Mit „Sonderrechten“ wird gerne der Kampf um Eheöffnung und Adoptionsrecht für Homopaare bezeichnet, die doch nichts weiter sind als „gleiche Rechte“ – die die Rechtspopulisten den Mitgliedern der LGBTI-Gemeinde jedoch nicht zugestehen möchten. Der Begriff aber, der einer der wichtigsten Kampfbegriffe von AfD und Demo für alle ist, lautet „Frühsexualisierung“. Für ihn hat auch satte Mehrheit gestimmt: Jeder zweite User findet, dies ist das Unwort des Jahres.

Unwort des Jahres

Als „Frühsexualisierung“ wird jeder Versuch bezeichnet, Schülern zu vermitteln, dass es im Leben noch etwas anderes gibt als Vater-Mutter-Kind oder die Tatsache, dass sich Jungs manchmal in Jungs verlieben und manche Frauen eben auf Frauen stehen. Mit Sex oder der Herabwürdigung heterosexueller Lebensentwürfe hat das nun gar nichts zu tun, auch wenn das die AfD immer und immer wieder behauptet. Man macht das übrigens auch nicht aus Jux und Dollerei: Je früher Menschen lernen, dass es neben dem Schema F auch noch das Schema LGBTI gibt, umso größer ist die Chance, dass sie Mitglieder der LGBTI-Gemeinde später nicht diskriminieren. Schon in diesem Jahr ist ein Anstieg der Gewalt gegen Schwule und Lesben zu verzeichnen (MÄNNER-Archiv). Das nehmen AfD und die Macher der Demo für alle billigend in Kauf.

Kinderbücher angeblich „frühsexualisierend“

Die Auseinandersetzung um das Wort „Frühsexualisierung“ fand im ausgehenden Jahr ihren Höhepunkt in der Anzeige der Drag Queen Olivia Jones. Die AfD Sachsen-Anhalt hatte eine Broschüre mit Kinderbuch-Empfehlungen des Landesministeriums für Gleichstellung zu den Themen Homosexualität und gleichgeschlechtliche Beziehungen als „Frühsexualisierung“ bezeichnet (hier die ganze Geschichte zum Nachlesen – MÄNNER-Archiv).

Die Entscheidung ist also gefallen.
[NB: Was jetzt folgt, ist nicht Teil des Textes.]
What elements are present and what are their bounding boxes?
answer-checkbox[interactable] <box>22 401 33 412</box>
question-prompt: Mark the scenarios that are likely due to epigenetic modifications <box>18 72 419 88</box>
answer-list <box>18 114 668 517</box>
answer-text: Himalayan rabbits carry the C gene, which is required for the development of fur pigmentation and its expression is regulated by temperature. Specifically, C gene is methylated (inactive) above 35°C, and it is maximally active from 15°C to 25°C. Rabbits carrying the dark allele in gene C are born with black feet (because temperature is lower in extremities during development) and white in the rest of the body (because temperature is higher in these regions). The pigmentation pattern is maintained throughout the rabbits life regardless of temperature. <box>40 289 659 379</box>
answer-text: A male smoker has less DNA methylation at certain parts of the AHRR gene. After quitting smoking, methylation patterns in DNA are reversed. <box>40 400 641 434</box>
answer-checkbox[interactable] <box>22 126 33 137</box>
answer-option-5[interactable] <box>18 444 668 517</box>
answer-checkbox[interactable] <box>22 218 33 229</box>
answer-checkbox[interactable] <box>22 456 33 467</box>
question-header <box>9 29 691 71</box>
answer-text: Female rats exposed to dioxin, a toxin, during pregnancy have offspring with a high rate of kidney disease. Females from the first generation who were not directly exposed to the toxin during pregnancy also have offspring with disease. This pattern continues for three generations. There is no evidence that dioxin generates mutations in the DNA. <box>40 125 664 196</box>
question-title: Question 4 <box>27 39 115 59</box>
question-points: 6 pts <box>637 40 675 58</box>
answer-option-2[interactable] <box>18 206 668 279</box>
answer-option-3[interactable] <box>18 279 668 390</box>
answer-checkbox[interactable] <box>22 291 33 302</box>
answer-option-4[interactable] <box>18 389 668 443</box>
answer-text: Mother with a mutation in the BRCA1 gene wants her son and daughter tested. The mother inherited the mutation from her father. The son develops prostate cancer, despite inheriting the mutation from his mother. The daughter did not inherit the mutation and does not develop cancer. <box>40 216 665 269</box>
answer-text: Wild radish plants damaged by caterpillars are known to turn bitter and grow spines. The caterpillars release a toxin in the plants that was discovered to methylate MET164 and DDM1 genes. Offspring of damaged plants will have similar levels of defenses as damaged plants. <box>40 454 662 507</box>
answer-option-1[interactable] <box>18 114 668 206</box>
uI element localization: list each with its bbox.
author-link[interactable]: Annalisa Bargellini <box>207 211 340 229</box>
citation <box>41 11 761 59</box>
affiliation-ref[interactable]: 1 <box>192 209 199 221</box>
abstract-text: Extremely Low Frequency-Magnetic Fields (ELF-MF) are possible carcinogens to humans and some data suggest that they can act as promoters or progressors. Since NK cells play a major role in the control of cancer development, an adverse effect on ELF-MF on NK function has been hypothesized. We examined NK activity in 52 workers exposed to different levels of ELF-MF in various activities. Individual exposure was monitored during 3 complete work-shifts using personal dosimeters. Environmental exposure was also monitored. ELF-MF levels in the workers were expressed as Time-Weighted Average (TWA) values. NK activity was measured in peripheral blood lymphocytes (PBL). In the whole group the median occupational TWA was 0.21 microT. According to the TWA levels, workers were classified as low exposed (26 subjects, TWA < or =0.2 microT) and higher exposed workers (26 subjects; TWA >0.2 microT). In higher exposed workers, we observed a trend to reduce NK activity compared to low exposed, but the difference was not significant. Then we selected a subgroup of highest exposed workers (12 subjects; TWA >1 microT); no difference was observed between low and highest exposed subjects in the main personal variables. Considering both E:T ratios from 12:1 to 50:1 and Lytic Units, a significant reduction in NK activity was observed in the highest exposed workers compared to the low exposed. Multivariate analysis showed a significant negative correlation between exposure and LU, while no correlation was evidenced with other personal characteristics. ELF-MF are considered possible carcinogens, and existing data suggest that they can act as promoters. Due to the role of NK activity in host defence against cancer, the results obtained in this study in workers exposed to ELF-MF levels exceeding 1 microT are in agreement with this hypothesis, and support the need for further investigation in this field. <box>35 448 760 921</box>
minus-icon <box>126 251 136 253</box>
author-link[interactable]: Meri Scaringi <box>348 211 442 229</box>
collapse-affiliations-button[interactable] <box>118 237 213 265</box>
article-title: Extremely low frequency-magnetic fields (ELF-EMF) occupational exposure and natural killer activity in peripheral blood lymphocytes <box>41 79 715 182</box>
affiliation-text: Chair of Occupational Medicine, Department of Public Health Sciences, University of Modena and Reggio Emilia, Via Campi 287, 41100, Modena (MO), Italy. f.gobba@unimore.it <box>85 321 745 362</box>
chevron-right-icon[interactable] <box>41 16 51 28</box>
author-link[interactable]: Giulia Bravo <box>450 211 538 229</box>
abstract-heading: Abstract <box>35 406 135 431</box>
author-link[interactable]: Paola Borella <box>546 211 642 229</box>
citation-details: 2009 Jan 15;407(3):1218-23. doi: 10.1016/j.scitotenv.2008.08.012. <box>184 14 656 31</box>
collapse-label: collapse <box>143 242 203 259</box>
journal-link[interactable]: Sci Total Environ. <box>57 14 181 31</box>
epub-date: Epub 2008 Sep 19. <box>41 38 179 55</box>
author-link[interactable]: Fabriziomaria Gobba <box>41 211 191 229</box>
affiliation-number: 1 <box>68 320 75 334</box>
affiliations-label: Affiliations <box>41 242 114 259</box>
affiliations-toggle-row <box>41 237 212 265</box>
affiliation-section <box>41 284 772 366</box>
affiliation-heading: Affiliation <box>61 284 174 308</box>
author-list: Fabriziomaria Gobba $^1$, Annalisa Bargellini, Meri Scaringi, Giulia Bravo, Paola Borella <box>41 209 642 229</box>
Wie im vergangenen Jahr (MÄNNER-Archiv) werden wir Euer Unwort auch in diesem Jahr wieder an die Jury weiterleiten und hoffen auf eine Berücksichtigung bei der Auswahl. Sollte es „Frühsexualisierung“ in diesem Jahr nicht schaffen: Das Wort wird uns gewiss auch nächstes Jahr noch begleiten, wenn die Bundestagwahl ansteht. Schließlich bedient sich neben der AfD nun auch die CSU dieses Begriffes (MÄNNER-Archiv).